Having seen erratic taste and texture in recent bakes, I lessened the liquid in my sourdough to see if it improved my bakes. And thinking that weak protein from local flour (farmed and milled in NY State) had a negative impact, I also refreshed my levain by adding some store bought flour, figuring it might correct those issues.
It did lead to a better crumb and crust coming out of my oven. A recent visit with baker-extraordinaire Kamel Saci, (from Il Buco Alimentari) helped, too, as he shared his secret of heating water for levain, adding it to the flour, allowing to cool enough, then adding the sourdough seed! I thought it odd, but tasting and seeing his bread and his advice, I was converted. Thank you, Kamel, for a lovely loaf.
What is the initial temperature of the leaven water? It sounds a bit like the Siegle D’Auvergne recipe in Daniel Leader’s “Local Breads”.
Well Ben, this was boiled water, but let to cool a bit, then into the flour with levain added in…Much different then Siegle D’ Auvergne…its sort of a way to cleanse the levain, and give it a boost…

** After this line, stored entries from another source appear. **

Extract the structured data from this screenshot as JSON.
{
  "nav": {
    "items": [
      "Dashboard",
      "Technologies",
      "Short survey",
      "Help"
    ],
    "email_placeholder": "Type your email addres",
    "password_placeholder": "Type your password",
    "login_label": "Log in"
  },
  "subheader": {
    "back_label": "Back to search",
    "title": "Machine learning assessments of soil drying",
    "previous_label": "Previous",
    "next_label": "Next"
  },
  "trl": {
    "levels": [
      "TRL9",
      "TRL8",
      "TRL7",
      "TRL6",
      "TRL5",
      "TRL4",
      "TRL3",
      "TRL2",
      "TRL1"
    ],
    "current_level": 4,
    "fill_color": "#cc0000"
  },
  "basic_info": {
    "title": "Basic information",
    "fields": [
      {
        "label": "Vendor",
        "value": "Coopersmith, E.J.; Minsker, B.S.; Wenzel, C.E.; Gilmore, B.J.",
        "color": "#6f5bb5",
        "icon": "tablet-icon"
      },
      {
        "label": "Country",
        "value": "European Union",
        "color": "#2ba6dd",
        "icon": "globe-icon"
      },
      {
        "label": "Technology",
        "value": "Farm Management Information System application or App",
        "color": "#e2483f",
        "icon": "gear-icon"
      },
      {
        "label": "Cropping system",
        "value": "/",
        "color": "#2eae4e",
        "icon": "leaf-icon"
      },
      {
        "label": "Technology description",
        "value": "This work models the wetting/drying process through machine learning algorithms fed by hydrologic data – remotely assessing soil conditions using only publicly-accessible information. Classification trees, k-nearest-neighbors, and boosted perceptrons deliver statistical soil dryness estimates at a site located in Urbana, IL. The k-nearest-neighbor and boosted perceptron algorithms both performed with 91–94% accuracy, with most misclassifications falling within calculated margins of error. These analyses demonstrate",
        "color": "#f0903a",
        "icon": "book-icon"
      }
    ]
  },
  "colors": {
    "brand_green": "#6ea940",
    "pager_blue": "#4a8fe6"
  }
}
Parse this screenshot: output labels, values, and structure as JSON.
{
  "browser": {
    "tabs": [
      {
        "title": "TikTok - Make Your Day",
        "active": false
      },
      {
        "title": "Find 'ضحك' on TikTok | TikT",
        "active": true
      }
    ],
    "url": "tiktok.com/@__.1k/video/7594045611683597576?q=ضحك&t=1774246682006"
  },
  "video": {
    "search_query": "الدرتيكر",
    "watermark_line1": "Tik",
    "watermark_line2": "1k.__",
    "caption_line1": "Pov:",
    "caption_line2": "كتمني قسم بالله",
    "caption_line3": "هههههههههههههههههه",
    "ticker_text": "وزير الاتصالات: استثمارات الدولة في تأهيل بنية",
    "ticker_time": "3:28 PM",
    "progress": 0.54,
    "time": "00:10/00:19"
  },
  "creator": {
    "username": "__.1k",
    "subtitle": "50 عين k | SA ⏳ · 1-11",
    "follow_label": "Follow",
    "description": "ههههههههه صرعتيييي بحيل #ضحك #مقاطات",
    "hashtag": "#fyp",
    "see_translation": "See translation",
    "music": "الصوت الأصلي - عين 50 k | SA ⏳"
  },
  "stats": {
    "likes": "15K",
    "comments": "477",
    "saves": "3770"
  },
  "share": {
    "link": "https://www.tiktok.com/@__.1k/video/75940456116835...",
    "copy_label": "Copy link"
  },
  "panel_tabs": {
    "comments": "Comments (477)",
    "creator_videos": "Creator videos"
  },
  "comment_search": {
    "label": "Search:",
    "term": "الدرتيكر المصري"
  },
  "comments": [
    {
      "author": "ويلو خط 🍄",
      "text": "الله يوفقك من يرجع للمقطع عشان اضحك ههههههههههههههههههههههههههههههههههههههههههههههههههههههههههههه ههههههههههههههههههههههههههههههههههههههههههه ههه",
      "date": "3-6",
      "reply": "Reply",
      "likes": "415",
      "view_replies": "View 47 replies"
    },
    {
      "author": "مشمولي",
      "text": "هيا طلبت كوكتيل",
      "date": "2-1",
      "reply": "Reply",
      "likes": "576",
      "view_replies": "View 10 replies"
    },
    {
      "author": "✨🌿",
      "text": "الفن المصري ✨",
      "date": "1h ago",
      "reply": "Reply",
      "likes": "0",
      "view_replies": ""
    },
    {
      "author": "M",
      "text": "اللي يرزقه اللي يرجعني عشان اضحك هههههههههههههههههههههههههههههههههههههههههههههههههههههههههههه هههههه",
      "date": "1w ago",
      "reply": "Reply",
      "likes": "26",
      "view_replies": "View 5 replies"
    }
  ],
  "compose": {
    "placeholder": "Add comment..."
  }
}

Jeremy, I thought I saw a post by you recently that had a tutorial for artisan bread starting with Poolish. I believe it was about a week ago. It had step by step pictures and perhaps,some video. Can you help me find it? I always enjoy reading your posts. By the way, Safa is still in Denver with Whole Foods. He still is pushing to diversify and Improve the products.
Yes I did post it, on my Facebook page for http://www.stirthepots.com here you go,http://www.bonappetit.com/test-kitchen/primers/article/how-to-make-bakery-bread
Say hello to Safa, I think it’s in general that I believe Whole Foods and or large boutique places aren’t small family bakeries I’m afraid. Hoping he could change the minds and taste for good bread!